The Bulls and Blackhawks enjoy a more clandestine system of government appropriations.  The teams covered the costs of the United Center’s construction, but they cut a deal with the state for property tax relief.  The way the tax system works is that the less corporations pay in taxes, the more of the burden gets shifted to homeowners and small business owners, limiting the city’s resources for public services like education.

Tax information is not part of the public record, so little is known about the extent of the UC tax break.  But through a judicial anomaly, tax forms provided by operators of the United Center made public revealed that Bulls and Blackhawks ownership saved at least $30 million (likely much more) in property taxes between 2002 and 2007 (again, check out CTU’s detailed report).
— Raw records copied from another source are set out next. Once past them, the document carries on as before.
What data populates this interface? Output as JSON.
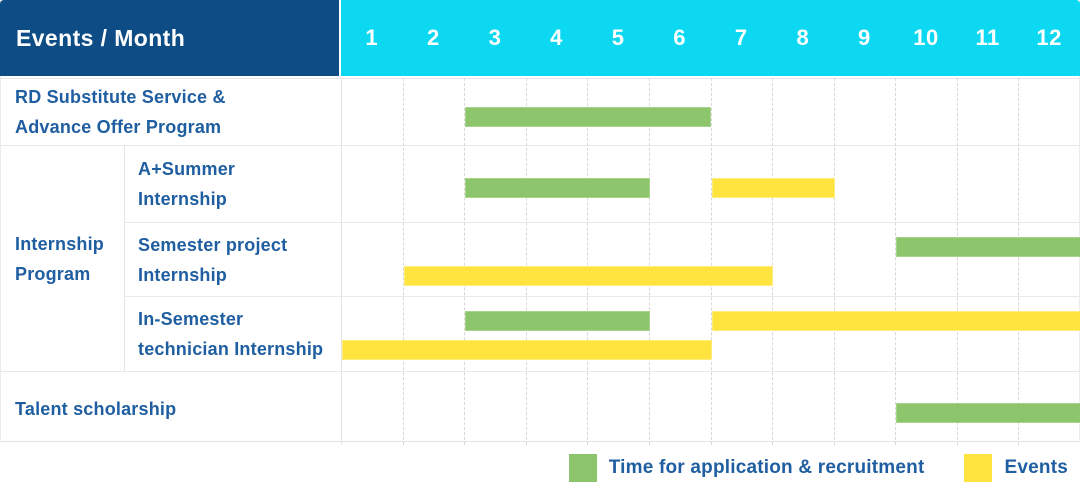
{
  "header": {
    "title": "Events / Month"
  },
  "colors": {
    "header_bg": "#0D4C84",
    "months_bg": "#0CD9F1",
    "application_green": "#8CC56C",
    "event_yellow": "#FFE33E",
    "label_text": "#1F5EA0"
  },
  "chart_data": {
    "type": "gantt",
    "title": "Events / Month",
    "months": [
      "1",
      "2",
      "3",
      "4",
      "5",
      "6",
      "7",
      "8",
      "9",
      "10",
      "11",
      "12"
    ],
    "legend": [
      {
        "kind": "application",
        "label": "Time for application & recruitment",
        "color": "#8CC56C"
      },
      {
        "kind": "event",
        "label": "Events",
        "color": "#FFE33E"
      }
    ],
    "rows": [
      {
        "group": "",
        "label_lines": [
          "RD Substitute Service &",
          "Advance Offer Program"
        ],
        "lines": [
          [
            {
              "kind": "application",
              "start": 3,
              "end": 6
            }
          ]
        ]
      },
      {
        "group": "Internship Program",
        "label_lines": [
          "A+Summer",
          "Internship"
        ],
        "lines": [
          [
            {
              "kind": "application",
              "start": 3,
              "end": 5
            },
            {
              "kind": "event",
              "start": 7,
              "end": 8
            }
          ]
        ]
      },
      {
        "group": "Internship Program",
        "label_lines": [
          "Semester project",
          "Internship"
        ],
        "lines": [
          [
            {
              "kind": "application",
              "start": 10,
              "end": 12
            }
          ],
          [
            {
              "kind": "event",
              "start": 2,
              "end": 7
            }
          ]
        ]
      },
      {
        "group": "Internship Program",
        "label_lines": [
          "In-Semester",
          "technician Internship"
        ],
        "lines": [
          [
            {
              "kind": "application",
              "start": 3,
              "end": 5
            },
            {
              "kind": "event",
              "start": 7,
              "end": 12
            }
          ],
          [
            {
              "kind": "event",
              "start": 1,
              "end": 6
            }
          ]
        ]
      },
      {
        "group": "",
        "label_lines": [
          "Talent scholarship"
        ],
        "lines": [
          [
            {
              "kind": "application",
              "start": 10,
              "end": 12
            }
          ]
        ]
      }
    ]
  }
}
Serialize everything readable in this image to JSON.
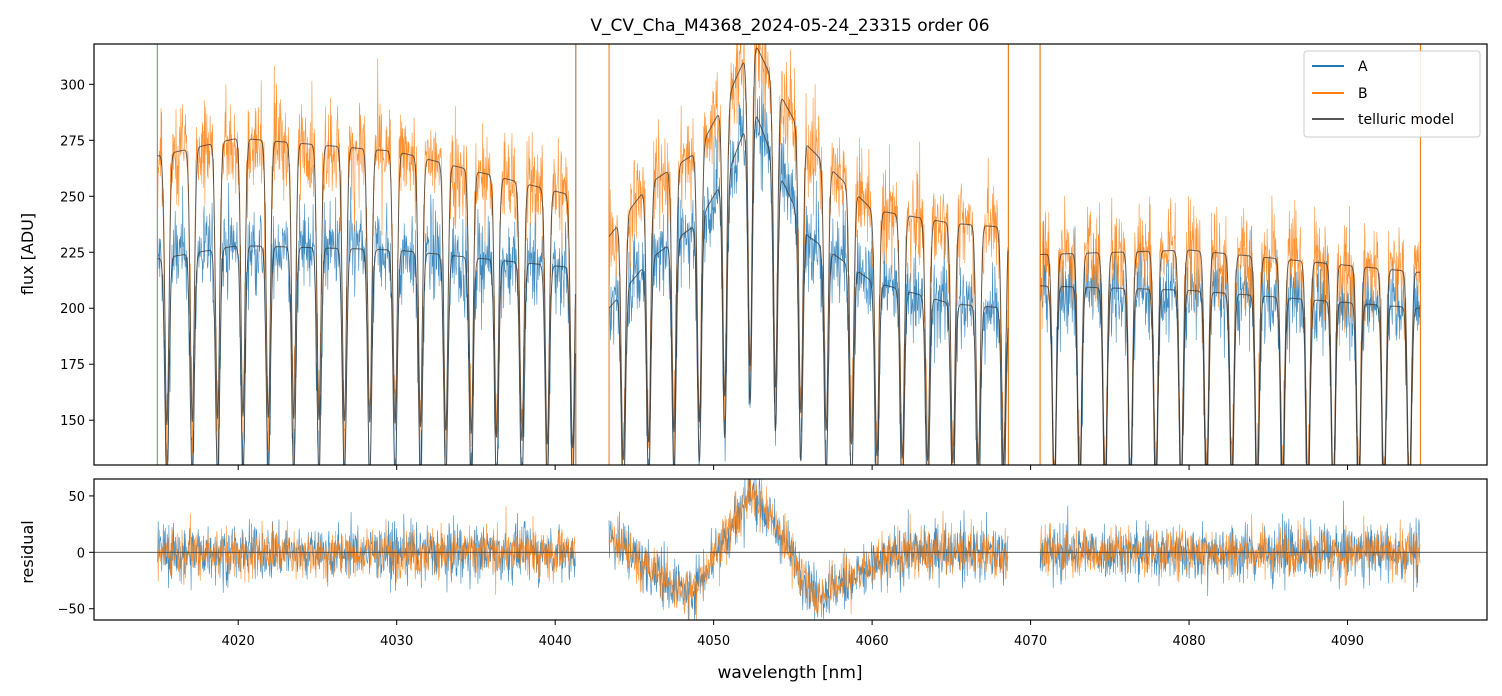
{
  "chart_data": [
    {
      "type": "line",
      "title": "V_CV_Cha_M4368_2024-05-24_23315  order 06",
      "xlabel": "",
      "ylabel": "flux [ADU]",
      "xlim": [
        4010.9,
        4098.8
      ],
      "ylim": [
        130,
        318
      ],
      "yticks": [
        150,
        175,
        200,
        225,
        250,
        275,
        300
      ],
      "ytick_labels": [
        "150",
        "175",
        "200",
        "225",
        "250",
        "275",
        "300"
      ],
      "legend": {
        "position": "top-right",
        "entries": [
          {
            "label": "A",
            "color": "#1f77b4"
          },
          {
            "label": "B",
            "color": "#ff7f0e"
          },
          {
            "label": "telluric model",
            "color": "#555555"
          }
        ]
      },
      "segments": [
        [
          4014.9,
          4041.3
        ],
        [
          4043.4,
          4068.6
        ],
        [
          4070.6,
          4094.6
        ]
      ],
      "series": [
        {
          "name": "A",
          "color": "#1f77b4",
          "continuum_x": [
            4014.9,
            4020,
            4030,
            4041.3,
            4043.4,
            4046,
            4049,
            4051,
            4052.5,
            4054,
            4056,
            4060,
            4065,
            4068.6,
            4070.6,
            4080,
            4094.6
          ],
          "continuum_y": [
            222,
            228,
            226,
            218,
            200,
            222,
            238,
            262,
            290,
            262,
            232,
            212,
            202,
            200,
            210,
            208,
            200
          ],
          "noise": 14
        },
        {
          "name": "B",
          "color": "#ff7f0e",
          "continuum_x": [
            4014.9,
            4020,
            4030,
            4041.3,
            4043.4,
            4046,
            4049,
            4051,
            4052.5,
            4054,
            4056,
            4060,
            4065,
            4068.6,
            4070.6,
            4080,
            4094.6
          ],
          "continuum_y": [
            268,
            276,
            270,
            250,
            232,
            256,
            270,
            296,
            320,
            298,
            272,
            244,
            238,
            236,
            224,
            226,
            216
          ],
          "noise": 16
        },
        {
          "name": "telluric model",
          "color": "#555555",
          "line_spacing_nm": 1.6,
          "line_depth": 0.45
        }
      ]
    },
    {
      "type": "line",
      "title": "",
      "xlabel": "wavelength [nm]",
      "ylabel": "residual",
      "xlim": [
        4010.9,
        4098.8
      ],
      "ylim": [
        -60,
        65
      ],
      "xticks": [
        4020,
        4030,
        4040,
        4050,
        4060,
        4070,
        4080,
        4090
      ],
      "xtick_labels": [
        "4020",
        "4030",
        "4040",
        "4050",
        "4060",
        "4070",
        "4080",
        "4090"
      ],
      "yticks": [
        -50,
        0,
        50
      ],
      "ytick_labels": [
        "−50",
        "0",
        "50"
      ],
      "reference_line": 0,
      "series": [
        {
          "name": "A",
          "color": "#1f77b4",
          "trend_x": [
            4043.4,
            4046,
            4048.5,
            4051,
            4052.5,
            4054,
            4056.5,
            4059,
            4062,
            4068.6
          ],
          "trend_y": [
            15,
            -15,
            -38,
            20,
            55,
            20,
            -40,
            -20,
            0,
            0
          ],
          "noise": 18
        },
        {
          "name": "B",
          "color": "#ff7f0e",
          "trend_x": [
            4043.4,
            4046,
            4048.5,
            4051,
            4052.5,
            4054,
            4056.5,
            4059,
            4062,
            4068.6
          ],
          "trend_y": [
            15,
            -15,
            -38,
            20,
            55,
            20,
            -40,
            -20,
            0,
            0
          ],
          "noise": 16
        }
      ]
    }
  ]
}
Incidentally (and unsurprisingly), currently Jerry Reinsdorf is looking to extend the United Center tax deal beyond 2016.

Hundreds and hundreds of millions of debt and taxes squandered—like I said, stadium subsidies are a bad idea.  But based on antiquated justifications for taxpayer investment (increased tourism, hotel and restaurant sales, etc.), the Cubs in their antiquated park have the closest-to-viable case for taxpayer subsidies among sports teams in Chicago.

So, saying “No” to the Cubs makes it tougher to justify saying “Yes” to anyone else.

That’s why this is so big.  And why I’m willing to entertain the hypothetical notion that there are other forces at work here besides my pithy electronic form submission to the mayor’s office.

I can only hope that Mayor Emanuel’s decision was influenced by a groundswell of public sentiment that can no longer be ignored by our elected officials, against the subsidizing of the sports entertainment industry.  That it might reflect an ideological shift within the political culture.

Because that’d be a good thing.  It’d be a start.  Hypothetically speaking.